A picture of Sutton Churches tennis court

Sutton Churches Tennis Club top LTA sustainability league

Sutton Churches Tennis Club have topped a climate sustainability league set up by the Lawn Tennis Assocation (LTA) and charity Pledgeball.

The research-backed charity believes in tackling climate change through collective action, by people making more sustainable choices, or ‘pledges’.

Katie Cross, CEO of Pledgeball, believes sport is uniquely placed to do this, and Pledgeball’s recent partnership with the LTA illustrates this.

She said: “What we get through sport is we already exist as part of these teams, communities and collectives and when you put small changes into the numbers involved in sport, the impact is huge.”

The conversation around the role of sport in tackling climate change is bigger than ever in light of FIFA announcing the World Cup 2030 will be held across six countries. 

Pledgeball’s previous work had mostly been with football clubs, but when the LTA launched their Sustainability Plan in June 2022, they wanted to take their members on the journey with them.

As part of this, the LTA partnered with Pledgeball over summer to run a 12-week campaign where tennis clubs could compete against each other in a leaderboard by making sustainable pledges in support of their venue.

Sutton Churches Tennis Club, who are celebrating 100 years of the club this year, ended up topping the LTA Pledgeball League and winning prizes.

Liam McSherry, a Sutton club member for more than 10 years, was instrumental in his club adopting the Pledgeball initiative, which proved a real hit with members of all ages who enjoyed the friendly competition with other south London clubs.

He said: “Pledgeball is a great way for fans to engage in sustainability and environmental goals but in a very accessible, positive way.

“The response was incredibly positive, and judging by the number of pledges made, it really resonated with the members so it was a great result.”

Infographic outlining the types of grassroots pledges made:
Replacing floodlights with LEDs
Installing solar panels
Recycling tennis balls
Increasing local biodiversity
Reusable water bottles
Eating plant based

He outlined the simple switches he made as his pledges, such as turning the power off at the mains, vegan meals twice a week and switching to a shampoo bar, things he has continued since the campaign ended.

Beyond the campaign, he said there has been a positive knock on effect, sparking conversations at the club around recycling of tennis equipment and how to make the club more eco friendly.

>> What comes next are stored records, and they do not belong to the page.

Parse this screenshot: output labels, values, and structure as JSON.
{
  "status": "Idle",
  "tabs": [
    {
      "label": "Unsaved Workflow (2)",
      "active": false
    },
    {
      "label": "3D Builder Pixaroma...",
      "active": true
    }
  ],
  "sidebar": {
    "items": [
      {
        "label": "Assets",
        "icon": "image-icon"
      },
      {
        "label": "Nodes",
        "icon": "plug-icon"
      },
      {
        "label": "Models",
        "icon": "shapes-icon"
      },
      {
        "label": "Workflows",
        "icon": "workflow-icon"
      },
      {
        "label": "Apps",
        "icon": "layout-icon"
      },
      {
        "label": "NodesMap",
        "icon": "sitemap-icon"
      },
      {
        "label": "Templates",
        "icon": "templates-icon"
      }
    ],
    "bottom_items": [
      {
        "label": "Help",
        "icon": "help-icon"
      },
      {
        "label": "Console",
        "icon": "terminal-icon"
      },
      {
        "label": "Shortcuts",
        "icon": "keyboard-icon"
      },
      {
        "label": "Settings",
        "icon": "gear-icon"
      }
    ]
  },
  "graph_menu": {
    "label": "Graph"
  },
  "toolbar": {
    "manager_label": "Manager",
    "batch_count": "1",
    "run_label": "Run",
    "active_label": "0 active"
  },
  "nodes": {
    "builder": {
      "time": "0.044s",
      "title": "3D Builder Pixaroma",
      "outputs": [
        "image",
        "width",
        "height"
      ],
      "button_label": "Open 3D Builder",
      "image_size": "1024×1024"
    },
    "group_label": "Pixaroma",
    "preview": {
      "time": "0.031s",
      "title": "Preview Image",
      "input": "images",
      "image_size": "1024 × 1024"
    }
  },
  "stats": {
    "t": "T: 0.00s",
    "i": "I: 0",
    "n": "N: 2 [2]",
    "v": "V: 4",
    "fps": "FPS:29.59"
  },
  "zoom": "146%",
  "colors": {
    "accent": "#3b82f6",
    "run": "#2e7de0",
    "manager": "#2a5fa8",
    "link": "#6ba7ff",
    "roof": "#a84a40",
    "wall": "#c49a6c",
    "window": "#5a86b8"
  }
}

He said: “Conversations are crucial for learning and it is learning that leads to action. 

“Community clubs have huge potential to make change, and a great role to play in tackling climate change.”

Premier League club Everton started their sustainability journey because one of their fans wrote in and asked what they were doing on it, so these conversations really can make a difference.

Pledgeball’s key vision is to hit the ‘golden 25%’.

It takes just 25% of a group of people adopting a new social norm for it to reach an inflection point where the rest follow, and you get a cultural shift.

Everyone can play their part, with some statistics below:

  • If one Wembley’s worth of fans reduced their shower time to five minutes, it would save the same amount of emissions as taking over 500 cars off the road.
  • If one Wembley’s worth of fans switched to using recycled toilet roll, it would save the same amount of emissions as taking over 75 cars off the road.
  • Having UK meat-eaters cut some of it out of their diet would be like taking 8 million cars off the road.

Pledgeball are currently carrying out a thorough Impact Assessment on the LTA partnership, and the findings will feed into their strategy moving forwards.